U.S. Code of Federal Regulations
Regulations most recently checked for updates: Jan 19, 2021
(a) Decision fully favorable. If the evidence in the administrative record supports a finding fully in favor of the appellant(s) on every issue and no other party to the appeal is liable for claims at issue, an ALJ or attorney adjudicator may issue a decision without giving the parties prior notice and without an ALJ conducting a hearing, unless CMS or a contractor has elected to be a party to the hearing in accordance with § 405.1012. The notice of the decision informs the parties that they have the right to a hearing and a right to examine the evidence on which the decision is based.
(b) Parties do not wish to appear. (1) An ALJ or attorney adjudicator may decide a case on the record and without an ALJ conducting a hearing if -
(i) All the parties who would be sent a notice of hearing in accordance with § 405.1020(c) indicate in writing that they do not wish to appear before an ALJ at a hearing, including a hearing conducted by telephone or video-teleconferencing, if available; or
(ii) The appellant lives outside the United States and does not inform OMHA that he or she wants to appear at a hearing before an ALJ, and there are no other parties who would be sent a notice of hearing in accordance with § 405.1020(c) and who wish to appear.
(2) When a hearing is not held, the decision of the ALJ or attorney adjudicator must refer to the evidence in the record on which the decision was based.

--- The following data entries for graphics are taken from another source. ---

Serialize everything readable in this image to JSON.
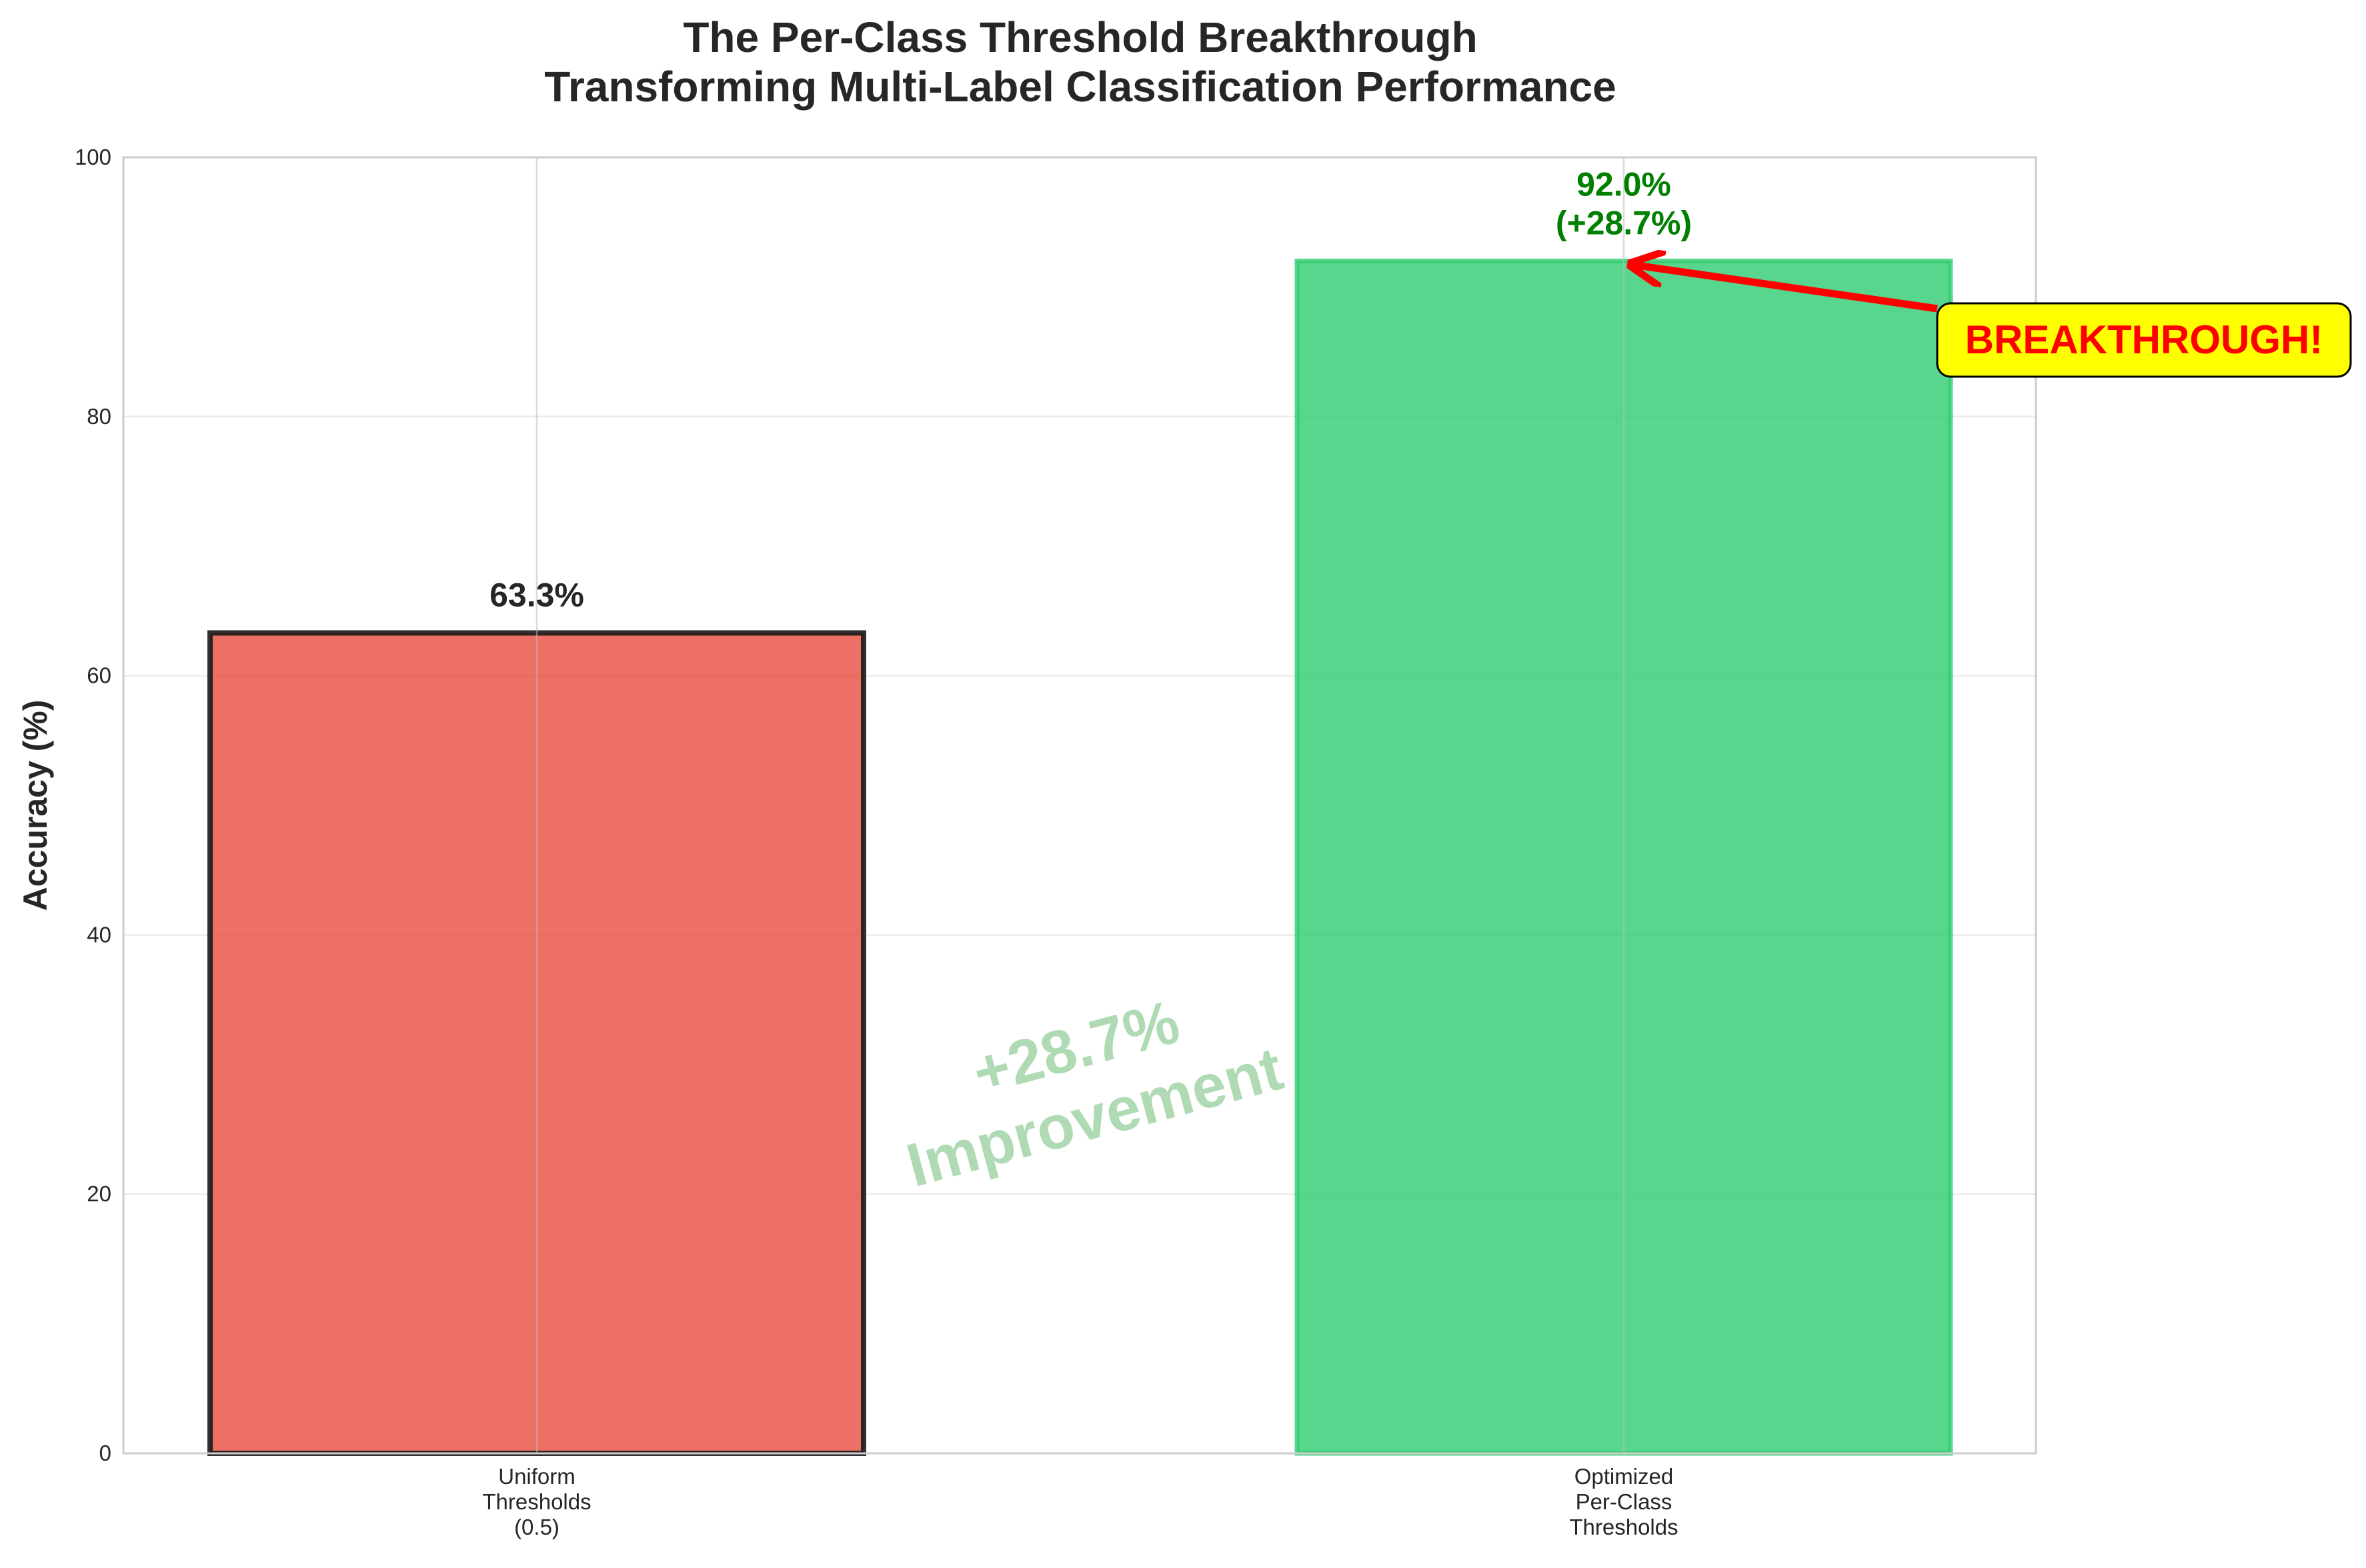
{
  "chart_data": {
    "type": "bar",
    "title": "The Per-Class Threshold Breakthrough",
    "subtitle": "Transforming Multi-Label Classification Performance",
    "xlabel": "",
    "ylabel": "Accuracy (%)",
    "ylim": [
      0,
      100
    ],
    "yticks": [
      0,
      20,
      40,
      60,
      80,
      100
    ],
    "categories": [
      [
        "Uniform",
        "Thresholds",
        "(0.5)"
      ],
      [
        "Optimized",
        "Per-Class",
        "Thresholds"
      ]
    ],
    "values": [
      63.3,
      92.0
    ],
    "bar_labels": [
      [
        "63.3%"
      ],
      [
        "92.0%",
        "(+28.7%)"
      ]
    ],
    "colors": [
      "#e74c3c",
      "#2ecc71"
    ],
    "edge_colors": [
      "#1a1a1a",
      "#2ecc71"
    ],
    "label_colors": [
      "#262626",
      "#008000"
    ],
    "grid": true,
    "annotations": {
      "watermark": [
        "+28.7%",
        "Improvement"
      ],
      "callout": "BREAKTHROUGH!",
      "callout_target": {
        "category": 1,
        "value": 92.0
      },
      "callout_box_color": "#ffff00",
      "callout_arrow_color": "#ff0000"
    }
  }
}
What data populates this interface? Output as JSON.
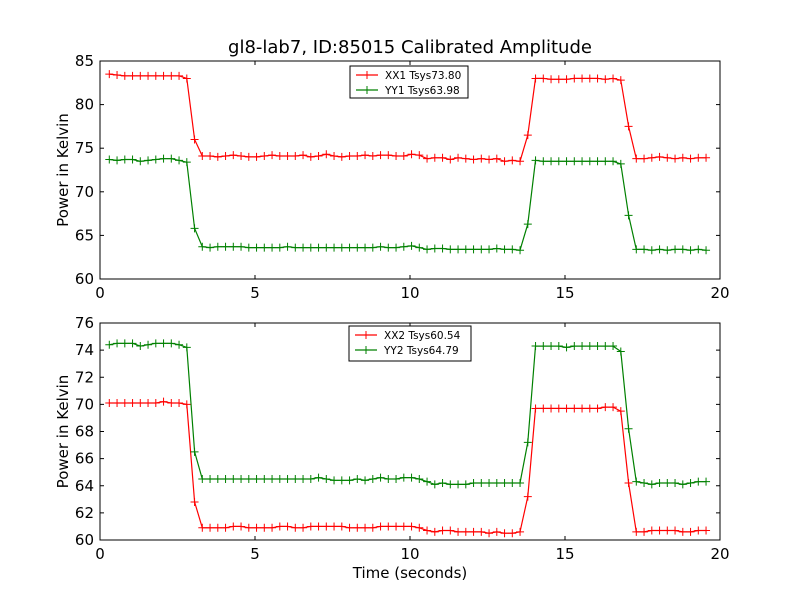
{
  "title": "gl8-lab7, ID:85015 Calibrated Amplitude",
  "chart_data": [
    {
      "type": "line",
      "xlabel": "",
      "ylabel": "Power in Kelvin",
      "xlim": [
        0,
        20
      ],
      "ylim": [
        60,
        85
      ],
      "xticks": [
        0,
        5,
        10,
        15,
        20
      ],
      "yticks": [
        60,
        65,
        70,
        75,
        80,
        85
      ],
      "grid": false,
      "legend_position": "top-center",
      "x": [
        0.3,
        0.55,
        0.8,
        1.05,
        1.3,
        1.55,
        1.8,
        2.05,
        2.3,
        2.55,
        2.8,
        3.05,
        3.3,
        3.55,
        3.8,
        4.05,
        4.3,
        4.55,
        4.8,
        5.05,
        5.3,
        5.55,
        5.8,
        6.05,
        6.3,
        6.55,
        6.8,
        7.05,
        7.3,
        7.55,
        7.8,
        8.05,
        8.3,
        8.55,
        8.8,
        9.05,
        9.3,
        9.55,
        9.8,
        10.05,
        10.3,
        10.55,
        10.8,
        11.05,
        11.3,
        11.55,
        11.8,
        12.05,
        12.3,
        12.55,
        12.8,
        13.05,
        13.3,
        13.55,
        13.8,
        14.05,
        14.3,
        14.55,
        14.8,
        15.05,
        15.3,
        15.55,
        15.8,
        16.05,
        16.3,
        16.55,
        16.8,
        17.05,
        17.3,
        17.55,
        17.8,
        18.05,
        18.3,
        18.55,
        18.8,
        19.05,
        19.3,
        19.55
      ],
      "series": [
        {
          "name": "XX1 Tsys73.80",
          "color": "#ff0000",
          "values": [
            83.5,
            83.4,
            83.3,
            83.3,
            83.3,
            83.3,
            83.3,
            83.3,
            83.3,
            83.3,
            83.0,
            76.0,
            74.1,
            74.1,
            74.0,
            74.1,
            74.2,
            74.1,
            74.0,
            74.0,
            74.1,
            74.2,
            74.1,
            74.1,
            74.1,
            74.2,
            74.0,
            74.1,
            74.3,
            74.1,
            74.0,
            74.1,
            74.1,
            74.2,
            74.1,
            74.2,
            74.2,
            74.1,
            74.1,
            74.3,
            74.2,
            73.8,
            73.9,
            73.9,
            73.7,
            73.9,
            73.8,
            73.7,
            73.8,
            73.7,
            73.8,
            73.5,
            73.6,
            73.5,
            76.5,
            83.0,
            83.0,
            82.9,
            82.9,
            82.9,
            83.0,
            83.0,
            83.0,
            83.0,
            82.9,
            83.0,
            82.8,
            77.5,
            73.8,
            73.8,
            73.9,
            74.0,
            73.9,
            73.8,
            73.9,
            73.8,
            73.9,
            73.9
          ]
        },
        {
          "name": "YY1 Tsys63.98",
          "color": "#008000",
          "values": [
            73.7,
            73.6,
            73.7,
            73.7,
            73.5,
            73.6,
            73.7,
            73.8,
            73.8,
            73.6,
            73.4,
            65.8,
            63.7,
            63.6,
            63.7,
            63.7,
            63.7,
            63.7,
            63.6,
            63.6,
            63.6,
            63.6,
            63.6,
            63.7,
            63.6,
            63.6,
            63.6,
            63.6,
            63.6,
            63.6,
            63.6,
            63.6,
            63.6,
            63.6,
            63.6,
            63.7,
            63.6,
            63.6,
            63.7,
            63.8,
            63.6,
            63.4,
            63.5,
            63.5,
            63.4,
            63.4,
            63.4,
            63.4,
            63.4,
            63.4,
            63.5,
            63.4,
            63.4,
            63.3,
            66.3,
            73.6,
            73.5,
            73.5,
            73.5,
            73.5,
            73.5,
            73.5,
            73.5,
            73.5,
            73.5,
            73.5,
            73.2,
            67.3,
            63.4,
            63.4,
            63.3,
            63.4,
            63.3,
            63.4,
            63.4,
            63.3,
            63.4,
            63.3
          ]
        }
      ]
    },
    {
      "type": "line",
      "xlabel": "Time (seconds)",
      "ylabel": "Power in Kelvin",
      "xlim": [
        0,
        20
      ],
      "ylim": [
        60,
        76
      ],
      "xticks": [
        0,
        5,
        10,
        15,
        20
      ],
      "yticks": [
        60,
        62,
        64,
        66,
        68,
        70,
        72,
        74,
        76
      ],
      "grid": false,
      "legend_position": "top-center",
      "x": [
        0.3,
        0.55,
        0.8,
        1.05,
        1.3,
        1.55,
        1.8,
        2.05,
        2.3,
        2.55,
        2.8,
        3.05,
        3.3,
        3.55,
        3.8,
        4.05,
        4.3,
        4.55,
        4.8,
        5.05,
        5.3,
        5.55,
        5.8,
        6.05,
        6.3,
        6.55,
        6.8,
        7.05,
        7.3,
        7.55,
        7.8,
        8.05,
        8.3,
        8.55,
        8.8,
        9.05,
        9.3,
        9.55,
        9.8,
        10.05,
        10.3,
        10.55,
        10.8,
        11.05,
        11.3,
        11.55,
        11.8,
        12.05,
        12.3,
        12.55,
        12.8,
        13.05,
        13.3,
        13.55,
        13.8,
        14.05,
        14.3,
        14.55,
        14.8,
        15.05,
        15.3,
        15.55,
        15.8,
        16.05,
        16.3,
        16.55,
        16.8,
        17.05,
        17.3,
        17.55,
        17.8,
        18.05,
        18.3,
        18.55,
        18.8,
        19.05,
        19.3,
        19.55
      ],
      "series": [
        {
          "name": "XX2 Tsys60.54",
          "color": "#ff0000",
          "values": [
            70.1,
            70.1,
            70.1,
            70.1,
            70.1,
            70.1,
            70.1,
            70.2,
            70.1,
            70.1,
            70.0,
            62.8,
            60.9,
            60.9,
            60.9,
            60.9,
            61.0,
            61.0,
            60.9,
            60.9,
            60.9,
            60.9,
            61.0,
            61.0,
            60.9,
            60.9,
            61.0,
            61.0,
            61.0,
            61.0,
            61.0,
            60.9,
            60.9,
            60.9,
            60.9,
            61.0,
            61.0,
            61.0,
            61.0,
            61.0,
            60.9,
            60.7,
            60.6,
            60.7,
            60.7,
            60.6,
            60.6,
            60.6,
            60.6,
            60.5,
            60.6,
            60.5,
            60.5,
            60.6,
            63.2,
            69.7,
            69.7,
            69.7,
            69.7,
            69.7,
            69.7,
            69.7,
            69.7,
            69.7,
            69.8,
            69.8,
            69.5,
            64.2,
            60.6,
            60.6,
            60.7,
            60.7,
            60.7,
            60.7,
            60.6,
            60.6,
            60.7,
            60.7
          ]
        },
        {
          "name": "YY2 Tsys64.79",
          "color": "#008000",
          "values": [
            74.4,
            74.5,
            74.5,
            74.5,
            74.3,
            74.4,
            74.5,
            74.5,
            74.5,
            74.4,
            74.2,
            66.5,
            64.5,
            64.5,
            64.5,
            64.5,
            64.5,
            64.5,
            64.5,
            64.5,
            64.5,
            64.5,
            64.5,
            64.5,
            64.5,
            64.5,
            64.5,
            64.6,
            64.5,
            64.4,
            64.4,
            64.4,
            64.5,
            64.4,
            64.5,
            64.6,
            64.5,
            64.5,
            64.6,
            64.6,
            64.5,
            64.3,
            64.1,
            64.2,
            64.1,
            64.1,
            64.1,
            64.2,
            64.2,
            64.2,
            64.2,
            64.2,
            64.2,
            64.2,
            67.2,
            74.3,
            74.3,
            74.3,
            74.3,
            74.2,
            74.3,
            74.3,
            74.3,
            74.3,
            74.3,
            74.3,
            73.9,
            68.2,
            64.3,
            64.2,
            64.1,
            64.2,
            64.2,
            64.2,
            64.1,
            64.2,
            64.3,
            64.3
          ]
        }
      ]
    }
  ]
}
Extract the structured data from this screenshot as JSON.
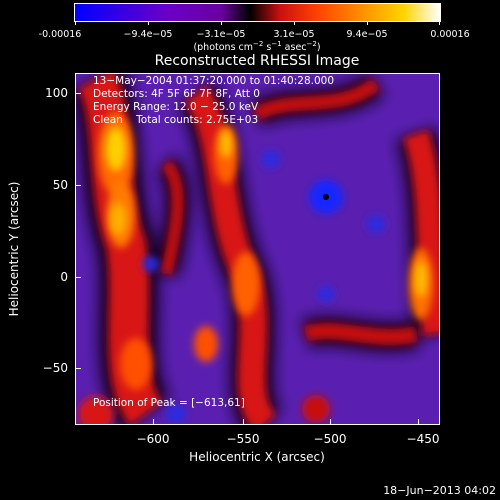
{
  "colorbar": {
    "ticks": [
      "-0.00016",
      "−9.4e−05",
      "−3.1e−05",
      "3.1e−05",
      "9.4e−05",
      "0.00016"
    ],
    "units_main": "(photons cm",
    "units_sup1": "−2",
    "units_mid": " s",
    "units_sup2": "−1",
    "units_mid2": " asec",
    "units_sup3": "−2",
    "units_end": ")"
  },
  "title": "Reconstructed RHESSI Image",
  "info": {
    "time_range": "13−May−2004 01:37:20.000 to 01:40:28.000",
    "detectors": "Detectors: 4F 5F 6F 7F 8F, Att 0",
    "energy": "Energy Range: 12.0 − 25.0 keV",
    "method": "Clean    Total counts: 2.75E+03",
    "peak": "Position of Peak = [−613,61]"
  },
  "axes": {
    "xlabel": "Heliocentric X (arcsec)",
    "ylabel": "Heliocentric Y (arcsec)",
    "xticks": [
      "−600",
      "−550",
      "−500",
      "−450"
    ],
    "yticks": [
      "100",
      "50",
      "0",
      "−50"
    ]
  },
  "footer": {
    "date": "18−Jun−2013 04:02"
  },
  "colors": {
    "background": "#000000",
    "image_base": "#5a1fb0",
    "hot": "#ff4500",
    "peak": "#ffd700",
    "cold": "#0020ff"
  }
}
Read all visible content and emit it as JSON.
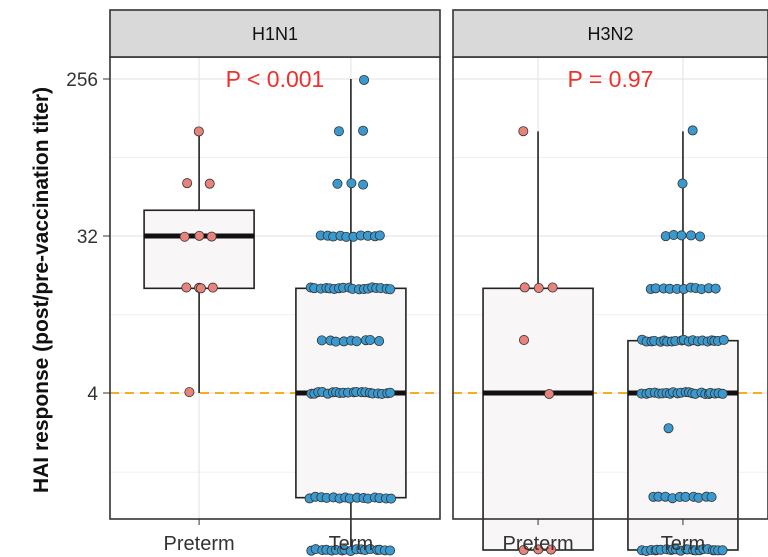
{
  "chart_data": {
    "type": "box",
    "ylabel": "HAI response (post/pre-vaccination titer)",
    "y_scale": "log2",
    "ylim": [
      0.6,
      400
    ],
    "y_ticks": [
      4,
      32,
      256
    ],
    "y_tick_labels": [
      "4",
      "32",
      "256"
    ],
    "reference_line": {
      "y": 4,
      "color": "#F0B020",
      "style": "dashed"
    },
    "categories": [
      "Preterm",
      "Term"
    ],
    "colors": {
      "Preterm": "#E8827A",
      "Term": "#3A9AD0",
      "p_value": "#F0302A"
    },
    "panels": [
      {
        "title": "H1N1",
        "p_label": "P < 0.001",
        "boxes": [
          {
            "group": "Preterm",
            "q1": 16,
            "median": 32,
            "q3": 45,
            "whisker_low": 4,
            "whisker_high": 128
          },
          {
            "group": "Term",
            "q1": 1,
            "median": 4,
            "q3": 16,
            "whisker_low": 0.5,
            "whisker_high": 256
          }
        ],
        "points": {
          "Preterm": [
            [
              128,
              1
            ],
            [
              64,
              2
            ],
            [
              32,
              3
            ],
            [
              16,
              3
            ],
            [
              16,
              1
            ],
            [
              4,
              1
            ]
          ],
          "Term": [
            [
              256,
              1
            ],
            [
              128,
              2
            ],
            [
              64,
              3
            ],
            [
              32,
              10
            ],
            [
              16,
              18
            ],
            [
              8,
              9
            ],
            [
              4,
              20
            ],
            [
              1,
              15
            ],
            [
              0.5,
              17
            ]
          ]
        }
      },
      {
        "title": "H3N2",
        "p_label": "P = 0.97",
        "boxes": [
          {
            "group": "Preterm",
            "q1": 0.5,
            "median": 4,
            "q3": 16,
            "whisker_low": 0.5,
            "whisker_high": 128
          },
          {
            "group": "Term",
            "q1": 0.5,
            "median": 4,
            "q3": 8,
            "whisker_low": 0.5,
            "whisker_high": 128
          }
        ],
        "points": {
          "Preterm": [
            [
              128,
              1
            ],
            [
              16,
              3
            ],
            [
              8,
              1
            ],
            [
              4,
              1
            ],
            [
              0.5,
              3
            ]
          ],
          "Term": [
            [
              128,
              1
            ],
            [
              64,
              1
            ],
            [
              32,
              5
            ],
            [
              16,
              11
            ],
            [
              8,
              20
            ],
            [
              4,
              22
            ],
            [
              2.5,
              1
            ],
            [
              1,
              10
            ],
            [
              0.5,
              22
            ]
          ]
        }
      }
    ]
  }
}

(c) Stipulated decision. If CMS or one of its contractors submits a written statement or makes an oral statement at a hearing indicating the item or service should be covered or payment may be made, and the written or oral statement agrees to the amount of payment the parties believe should be made if the amount of payment is an issue before the ALJ or attorney adjudicator, an ALJ or attorney adjudicator may issue a stipulated decision finding in favor of the appellant or other liable parties on the basis of the statement, and without making findings of fact, conclusions of law, or further explaining the reasons for the decision.